> Japanese text on the World-Wide Web (when served using ISO-2022-JP)
> may contain special characters like <, >, and &. Commonly, it appears
> that people leave these characters in their text, and then others have
> to fix their browsers[1] to interpret markup characters only outside
> of JIS text.

Correct. This shouldn't be a large change to the browser, actually. Handling
non-delimited two-byte characters (Shift-JIS and EUC) is much more annoying.
With ISO 2022 you just treat anything not in ASCII or JIS Roman as a character,
not markup.

> >From my experience, the former treatment is more widespread than the
> latter. But the latter ensures that there is no chance of documents
> breaking parsers, while occasionally these problems occur in the
> former case.
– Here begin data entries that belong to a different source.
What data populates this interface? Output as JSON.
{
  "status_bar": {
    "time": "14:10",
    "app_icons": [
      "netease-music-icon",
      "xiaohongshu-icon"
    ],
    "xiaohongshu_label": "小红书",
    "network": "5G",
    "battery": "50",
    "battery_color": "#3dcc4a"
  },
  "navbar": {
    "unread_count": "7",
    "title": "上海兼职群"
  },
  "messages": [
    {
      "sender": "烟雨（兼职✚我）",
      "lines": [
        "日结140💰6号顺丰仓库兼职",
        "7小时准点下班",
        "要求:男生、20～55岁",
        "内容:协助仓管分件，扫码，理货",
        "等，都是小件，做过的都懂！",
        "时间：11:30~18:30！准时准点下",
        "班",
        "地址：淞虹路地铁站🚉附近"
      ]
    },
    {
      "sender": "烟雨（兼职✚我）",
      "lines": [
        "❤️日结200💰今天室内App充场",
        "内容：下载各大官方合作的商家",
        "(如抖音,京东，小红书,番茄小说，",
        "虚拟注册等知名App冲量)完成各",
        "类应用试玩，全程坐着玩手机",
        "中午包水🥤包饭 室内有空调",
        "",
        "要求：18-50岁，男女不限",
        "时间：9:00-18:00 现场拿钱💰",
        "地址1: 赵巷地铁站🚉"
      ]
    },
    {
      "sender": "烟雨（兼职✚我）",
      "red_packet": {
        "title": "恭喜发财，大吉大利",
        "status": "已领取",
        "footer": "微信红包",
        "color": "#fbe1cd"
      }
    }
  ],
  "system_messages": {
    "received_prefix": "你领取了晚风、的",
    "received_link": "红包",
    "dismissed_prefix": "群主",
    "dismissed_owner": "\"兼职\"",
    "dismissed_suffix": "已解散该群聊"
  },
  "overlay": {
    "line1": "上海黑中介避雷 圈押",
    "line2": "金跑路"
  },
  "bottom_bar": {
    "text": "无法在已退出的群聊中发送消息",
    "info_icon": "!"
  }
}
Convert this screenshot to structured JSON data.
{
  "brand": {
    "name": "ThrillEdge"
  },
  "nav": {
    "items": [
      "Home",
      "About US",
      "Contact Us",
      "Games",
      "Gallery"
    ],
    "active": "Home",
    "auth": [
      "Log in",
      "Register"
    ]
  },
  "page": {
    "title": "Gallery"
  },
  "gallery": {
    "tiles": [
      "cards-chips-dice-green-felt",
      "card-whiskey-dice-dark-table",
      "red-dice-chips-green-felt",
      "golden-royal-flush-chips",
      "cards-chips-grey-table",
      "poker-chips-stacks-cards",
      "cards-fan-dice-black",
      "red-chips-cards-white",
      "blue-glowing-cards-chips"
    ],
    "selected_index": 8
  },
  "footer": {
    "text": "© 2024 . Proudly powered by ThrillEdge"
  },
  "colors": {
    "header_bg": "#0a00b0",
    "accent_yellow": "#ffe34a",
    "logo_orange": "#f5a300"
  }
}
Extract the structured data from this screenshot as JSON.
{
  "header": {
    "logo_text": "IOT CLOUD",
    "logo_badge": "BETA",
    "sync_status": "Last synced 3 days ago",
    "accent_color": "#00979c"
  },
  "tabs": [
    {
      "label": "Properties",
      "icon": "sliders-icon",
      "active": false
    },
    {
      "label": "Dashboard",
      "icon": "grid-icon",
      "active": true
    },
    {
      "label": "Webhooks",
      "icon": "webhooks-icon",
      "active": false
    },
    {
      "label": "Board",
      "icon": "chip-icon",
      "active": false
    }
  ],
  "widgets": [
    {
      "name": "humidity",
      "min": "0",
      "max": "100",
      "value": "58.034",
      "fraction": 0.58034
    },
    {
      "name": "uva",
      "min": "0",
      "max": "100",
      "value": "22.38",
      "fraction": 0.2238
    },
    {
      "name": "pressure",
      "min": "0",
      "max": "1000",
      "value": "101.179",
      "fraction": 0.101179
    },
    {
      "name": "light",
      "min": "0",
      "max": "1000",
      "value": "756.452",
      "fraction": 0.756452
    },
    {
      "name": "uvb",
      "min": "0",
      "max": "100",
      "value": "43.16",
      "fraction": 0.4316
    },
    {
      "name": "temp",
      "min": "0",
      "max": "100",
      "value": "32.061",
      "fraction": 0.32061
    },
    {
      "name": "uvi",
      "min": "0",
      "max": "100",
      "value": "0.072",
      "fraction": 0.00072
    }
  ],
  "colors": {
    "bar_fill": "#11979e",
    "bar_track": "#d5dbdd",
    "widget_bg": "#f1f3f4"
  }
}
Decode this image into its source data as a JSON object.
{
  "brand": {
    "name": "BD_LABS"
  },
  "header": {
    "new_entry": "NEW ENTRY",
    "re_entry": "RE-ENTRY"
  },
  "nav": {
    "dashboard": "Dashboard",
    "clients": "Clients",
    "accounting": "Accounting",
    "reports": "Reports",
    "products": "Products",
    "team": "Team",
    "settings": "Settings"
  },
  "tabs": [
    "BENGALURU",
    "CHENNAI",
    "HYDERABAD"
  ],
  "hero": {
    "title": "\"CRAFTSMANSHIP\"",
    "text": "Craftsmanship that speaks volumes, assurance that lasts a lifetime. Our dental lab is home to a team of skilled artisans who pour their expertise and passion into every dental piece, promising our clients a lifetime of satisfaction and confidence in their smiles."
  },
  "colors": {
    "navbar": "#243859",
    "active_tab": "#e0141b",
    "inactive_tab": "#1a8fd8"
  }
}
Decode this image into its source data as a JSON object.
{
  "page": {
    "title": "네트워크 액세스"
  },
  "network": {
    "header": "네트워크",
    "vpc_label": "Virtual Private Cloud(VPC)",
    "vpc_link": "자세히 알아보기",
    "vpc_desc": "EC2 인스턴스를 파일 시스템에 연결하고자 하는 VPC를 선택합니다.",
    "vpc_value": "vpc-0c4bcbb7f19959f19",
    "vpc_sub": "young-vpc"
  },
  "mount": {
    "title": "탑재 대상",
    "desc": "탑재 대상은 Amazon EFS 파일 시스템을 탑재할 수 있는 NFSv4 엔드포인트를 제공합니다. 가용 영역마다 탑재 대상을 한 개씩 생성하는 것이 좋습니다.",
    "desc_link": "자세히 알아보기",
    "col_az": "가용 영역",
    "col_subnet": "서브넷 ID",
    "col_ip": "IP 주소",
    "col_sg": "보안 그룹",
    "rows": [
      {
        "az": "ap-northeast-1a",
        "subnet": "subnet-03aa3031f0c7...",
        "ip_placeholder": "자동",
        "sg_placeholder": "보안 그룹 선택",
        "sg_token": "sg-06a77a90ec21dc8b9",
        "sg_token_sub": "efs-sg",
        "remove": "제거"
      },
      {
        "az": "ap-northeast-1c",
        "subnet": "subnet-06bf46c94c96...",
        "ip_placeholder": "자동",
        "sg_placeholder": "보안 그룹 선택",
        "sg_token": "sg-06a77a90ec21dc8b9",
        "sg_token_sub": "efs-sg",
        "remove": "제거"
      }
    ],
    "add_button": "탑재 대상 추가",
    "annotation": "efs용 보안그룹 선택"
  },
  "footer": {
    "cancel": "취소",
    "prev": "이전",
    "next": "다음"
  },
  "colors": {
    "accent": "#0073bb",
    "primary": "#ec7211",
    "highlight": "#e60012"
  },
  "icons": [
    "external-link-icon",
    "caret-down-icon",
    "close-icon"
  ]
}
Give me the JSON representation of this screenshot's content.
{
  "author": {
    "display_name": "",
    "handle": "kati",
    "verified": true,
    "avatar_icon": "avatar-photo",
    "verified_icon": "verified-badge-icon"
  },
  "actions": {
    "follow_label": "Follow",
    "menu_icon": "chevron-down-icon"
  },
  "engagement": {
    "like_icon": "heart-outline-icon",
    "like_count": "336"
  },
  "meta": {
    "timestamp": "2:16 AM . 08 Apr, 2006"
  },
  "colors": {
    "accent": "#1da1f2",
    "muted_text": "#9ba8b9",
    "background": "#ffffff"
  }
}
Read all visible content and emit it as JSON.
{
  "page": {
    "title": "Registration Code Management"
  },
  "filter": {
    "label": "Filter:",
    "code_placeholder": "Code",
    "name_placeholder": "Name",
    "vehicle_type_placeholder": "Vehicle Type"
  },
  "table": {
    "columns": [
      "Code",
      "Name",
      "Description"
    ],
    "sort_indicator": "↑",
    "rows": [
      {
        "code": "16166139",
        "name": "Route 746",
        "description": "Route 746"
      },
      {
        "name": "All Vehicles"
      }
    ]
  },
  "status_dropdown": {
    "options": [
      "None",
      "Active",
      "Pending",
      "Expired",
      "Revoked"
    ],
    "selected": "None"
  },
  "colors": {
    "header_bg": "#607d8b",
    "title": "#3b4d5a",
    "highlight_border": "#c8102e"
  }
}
Does this mean the latter is more correct?

I think they are both stopgap measures. I am strongly in favor of using
ISO 10646 with language tags, but of the older schemes ISO 2022 is much
better than non-delimited schemes. As long as you can unambiguously tell
what size each character is, it's not too hard to make your parser handle
wide characters. Having to guess is a pain in the neck.

If you are concerned with not "breaking" non-multilingual browsers, please
also allow multilingual ones to do the right thing without having to be
preconfigured for a particular encoding. This is the biggest headache
with trying to support Japanese right now, and I'd hate to see it happen
with Chinese, Korean, or other languages.